They say Canadian paper subsidies hurt the state's industry.


October 23, 2015
by ASSOCIATED PRESS

PORTLAND, Me. — Three members of Maine’s congressional delegation told the US International Trade Commission that Canadian subsidies provided to the Port Hawkesbury Paper mill in Nova Scotia have harmed Maine’s paper industry, and they urged the panel to adopt duties recommended by the US Commerce Department.

Sen. Susan Collins said at a commission hearing in Portland that communities like Madison, where Madison Paper has laid off more than 100 workers, “need immediate relief from the unfair advantages afforded by illegal subsidies.”

“Madison’s workers – any of Maine’s paper mill workers, in fact – can compete and win. But they require a level playing field and the strong enforcement of fair trade practices,” Sen. Angus King said.

The commission hearing will help the panel determine whether subsidies given to the mill in Nova Scotia and to Resolute Forest Products mills in Quebec have harmed Maine’s paper industry. The investigation focuses on mills that produce supercalendered paper, a type used in magazines, catalogues and directories.

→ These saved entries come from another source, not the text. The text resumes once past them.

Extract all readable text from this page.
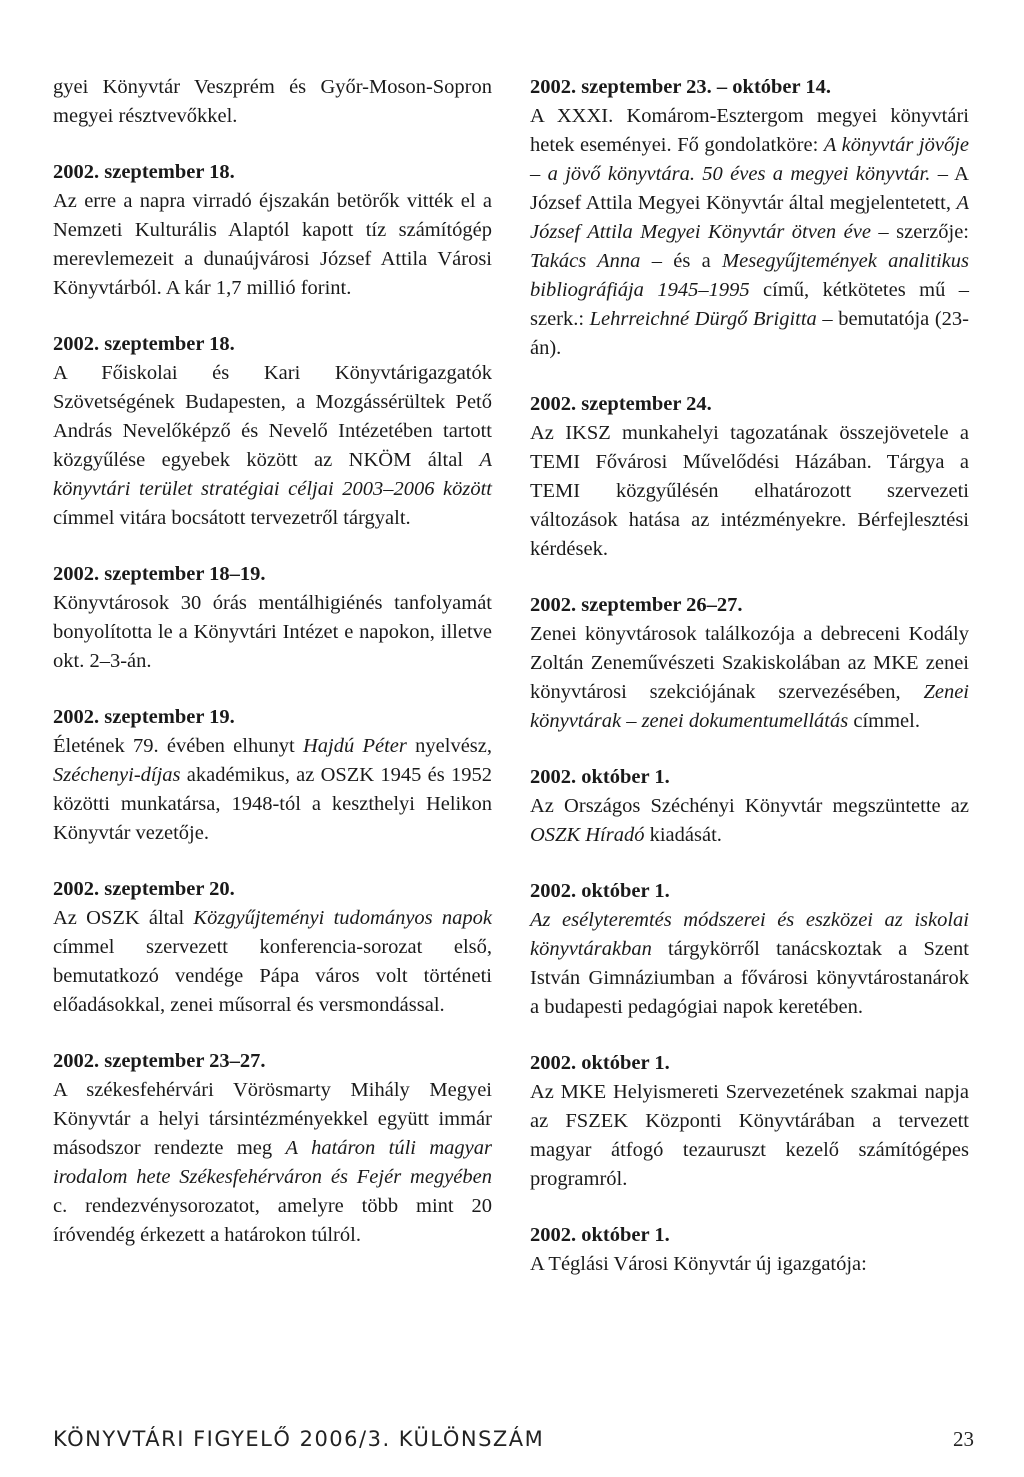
gyei Könyvtár Veszprém és Győr-Moson-Sopron megyei résztvevőkkel.

2002. szeptember 18.

Az erre a napra virradó éjszakán betörők vitték el a Nemzeti Kulturális Alaptól kapott tíz számítógép merevlemezeit a dunaújvárosi József Attila Városi Könyvtárból. A kár 1,7 millió forint.

2002. szeptember 18.

A Főiskolai és Kari Könyvtárigazgatók Szövetségének Budapesten, a Mozgássérültek Pető András Nevelőképző és Nevelő Intézetében tartott közgyűlése egyebek között az NKÖM által A könyvtári terület stratégiai céljai 2003–2006 között címmel vitára bocsátott tervezetről tárgyalt.

2002. szeptember 18–19.

Könyvtárosok 30 órás mentálhigiénés tanfolyamát bonyolította le a Könyvtári Intézet e napokon, illetve okt. 2–3-án.

2002. szeptember 19.

Életének 79. évében elhunyt Hajdú Péter nyelvész, Széchenyi-díjas akadémikus, az OSZK 1945 és 1952 közötti munkatársa, 1948-tól a keszthelyi Helikon Könyvtár vezetője.

2002. szeptember 20.

Az OSZK által Közgyűjteményi tudományos napok címmel szervezett konferencia-sorozat első, bemutatkozó vendége Pápa város volt történeti előadásokkal, zenei műsorral és versmondással.

2002. szeptember 23–27.

A székesfehérvári Vörösmarty Mihály Megyei Könyvtár a helyi társintézményekkel együtt immár másodszor rendezte meg A határon túli magyar irodalom hete Székesfehérváron és Fejér megyében c. rendezvénysorozatot, amelyre több mint 20 íróvendég érkezett a határokon túlról.

2002. szeptember 23. – október 14.

A XXXI. Komárom-Esztergom megyei könyvtári hetek eseményei. Fő gondolatköre: A könyvtár jövője – a jövő könyvtára. 50 éves a megyei könyvtár. – A József Attila Megyei Könyvtár által megjelentetett, A József Attila Megyei Könyvtár ötven éve – szerzője: Takács Anna – és a Mesegyűjtemények analitikus bibliográfiája 1945–1995 című, kétkötetes mű – szerk.: Lehrreichné Dürgő Brigitta – bemutatója (23-án).

2002. szeptember 24.

Az IKSZ munkahelyi tagozatának összejövetele a TEMI Fővárosi Művelődési Házában. Tárgya a TEMI közgyűlésén elhatározott szervezeti változások hatása az intézményekre. Bérfejlesztési kérdések.

2002. szeptember 26–27.

Zenei könyvtárosok találkozója a debreceni Kodály Zoltán Zeneművészeti Szakiskolában az MKE zenei könyvtárosi szekciójának szervezésében, Zenei könyvtárak – zenei dokumentumellátás címmel.

2002. október 1.

Az Országos Széchényi Könyvtár megszüntette az OSZK Híradó kiadását.

2002. október 1.

Az esélyteremtés módszerei és eszközei az iskolai könyvtárakban tárgykörről tanácskoztak a Szent István Gimnáziumban a fővárosi könyvtárostanárok a budapesti pedagógiai napok keretében.

2002. október 1.

Az MKE Helyismereti Szervezetének szakmai napja az FSZEK Központi Könyvtárában a tervezett magyar átfogó tezauruszt kezelő számítógépes programról.

2002. október 1.

A Téglási Városi Könyvtár új igazgatója:

KÖNYVTÁRI FIGYELŐ 2006/3. KÜLÖNSZÁM	23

The cost of supercalendered paper plummeted when the Port Hawkesbury mill reopened in 2012, thanks to more than $100 million in Canadian subsidies that allowed it to make improvements, Rep. Bruce Poliquin said.

“The market price of this paper plummeted. The North American market was flooded with this paper,” he said.

Last week, the commerce department found that Port Hawkesbury and Resolute mills received unfair subsidies. It recommended duties of between 17.87% and 20.18% on those mills, along with two others, but those won’t go into effect unless the trade commission finds that Maine mills were harmed in December.

The federal lawmakers, along with Gov. Paul LePage, support duties imposed on paper produced by Port Hawkesbury and Resolute. But they also want a separate, expedited investigation of two other Canadian papermakers that are subject to duties: J.D. Irving and Catalyst.

They fear duties on Irving and Catalyst paper could trickle down to Maine, where Catalyst operates a mill in Rumford and Irving owns sawmills and timberland. Together, they employ more than 1,000 people in the state.

Poliquin said it’s unfair to impose duties on J.D. Irving and Catalyst mills without a formal investigation into what sort of subsidies they actually received. Collins and King agreed.

“The Department of Commerce should do all that it can to rectify this very unfortunate situation, which will affect other Maine workers, through the expedited review process,” Collins said.